Türk kadına her zaman güvenen Büyük Önder Atatürk öncülüğünde, 1930 yılından itibaren çıkarılan pek çok yasa ile kadınlara önce belediye seçimlerine katılma, sonra köylerde muhtar olma ve ihtiyar heyetine katılma hakkı tanındı.

Tüm bunların ardından ise tarihe damgasını vuran, tüm dünya ülkelerindeki kadınların da bu yolda önünü açan bir yasa değişikliği düzenlendi.

Mustafa Kemal Atatürk, 5 Aralık 1934’te Anayasa ve Seçim Kanunu’nda yapılan yasa değişikliği ile kadınların ilk kez oy kullanabilmesinin ve seçimlerde aday olabilmesine meşale tuttu.

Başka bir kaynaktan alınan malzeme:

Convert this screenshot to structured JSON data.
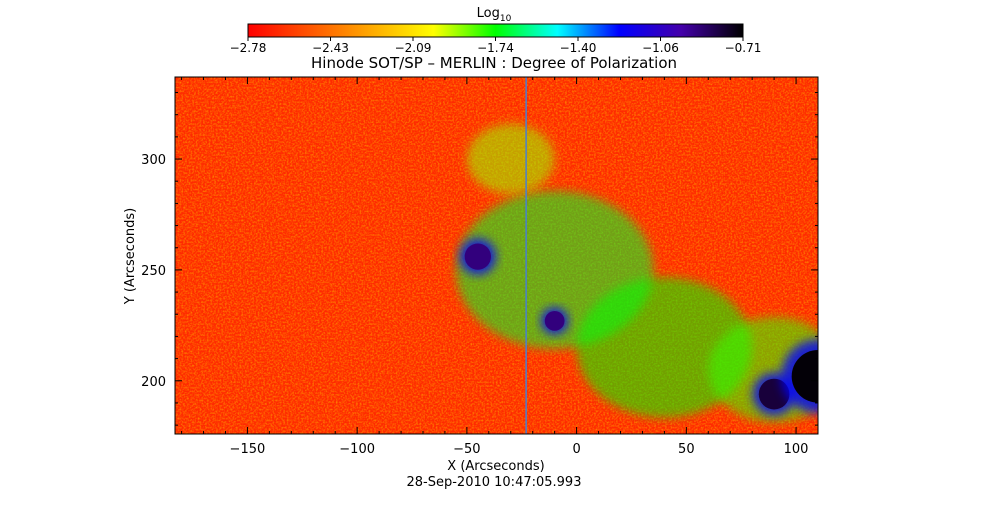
{
  "colorbar": {
    "label": "Log",
    "label_sub": "10",
    "ticks": [
      "−2.78",
      "−2.43",
      "−2.09",
      "−1.74",
      "−1.40",
      "−1.06",
      "−0.71"
    ],
    "range": [
      -2.78,
      -0.71
    ],
    "colormap": [
      "#ff0000",
      "#ff5500",
      "#ffaa00",
      "#ffff00",
      "#00ff00",
      "#00ffff",
      "#0000ff",
      "#4400aa",
      "#000000"
    ]
  },
  "chart_data": {
    "type": "heatmap",
    "title": "Hinode SOT/SP – MERLIN : Degree of Polarization",
    "xlabel": "X (Arcseconds)",
    "ylabel": "Y (Arcseconds)",
    "xlim": [
      -183,
      110
    ],
    "ylim": [
      176,
      337
    ],
    "xticks": [
      -150,
      -100,
      -50,
      0,
      50,
      100
    ],
    "yticks": [
      200,
      250,
      300
    ],
    "xtick_labels": [
      "−150",
      "−100",
      "−50",
      "0",
      "50",
      "100"
    ],
    "ytick_labels": [
      "200",
      "250",
      "300"
    ],
    "background_log10": -2.6,
    "features": [
      {
        "kind": "pore",
        "x": -45,
        "y": 256,
        "r": 6,
        "log10": -0.9
      },
      {
        "kind": "pore",
        "x": -10,
        "y": 227,
        "r": 4.5,
        "log10": -0.9
      },
      {
        "kind": "pore",
        "x": 90,
        "y": 194,
        "r": 7,
        "log10": -0.8
      },
      {
        "kind": "pore",
        "x": 110,
        "y": 202,
        "r": 12,
        "log10": -0.72
      },
      {
        "kind": "network",
        "x": -10,
        "y": 250,
        "r": 45,
        "log10": -1.7
      },
      {
        "kind": "network",
        "x": 40,
        "y": 215,
        "r": 40,
        "log10": -1.75
      },
      {
        "kind": "network",
        "x": -30,
        "y": 300,
        "r": 20,
        "log10": -1.9
      },
      {
        "kind": "network",
        "x": 90,
        "y": 205,
        "r": 30,
        "log10": -1.8
      }
    ],
    "seam_x": -23
  },
  "timestamp": "28-Sep-2010 10:47:05.993"
}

Bu çok önemli devrim ile beraber Türk kadınları, sayısız ülkeden çok daha önce seçme ve seçilme hakkına erişmiş oldu.

Birçok Batı'lı ülkeden daha erken seçme ve seçilme hakkına sahip olan kadınlar; Fransa, Hırvatistan, Slovenya ve İtalya’dan 11 yıl, Romanya’dan 12 yıl, Bulgaristan’dan 13 yıl, Belçika’dan 14 yıl, İsviçre’den 36 yıl , Yunanistan'dan 15 yıl önce bu hakka erişti.

5 Aralık 1934 yılında tanınan seçme ve seçilme hakkı devrimin ardından

8 Şubat 1935 tarihinde Türk kadınları ilk kez aday olabildiği ve oy kullanabildiği TBMM V. dönem seçimlerinde oy kullanabildi.

İlk kez 17 kadın milletvekili TBMM'ye girdi, ara seçimlerde ise bu sayı 18 oldu. Böylece Türk kadınları, TBMM'deki tüm milletvekillerinin yüzde 4,5'ini oluşturur hale geldiler.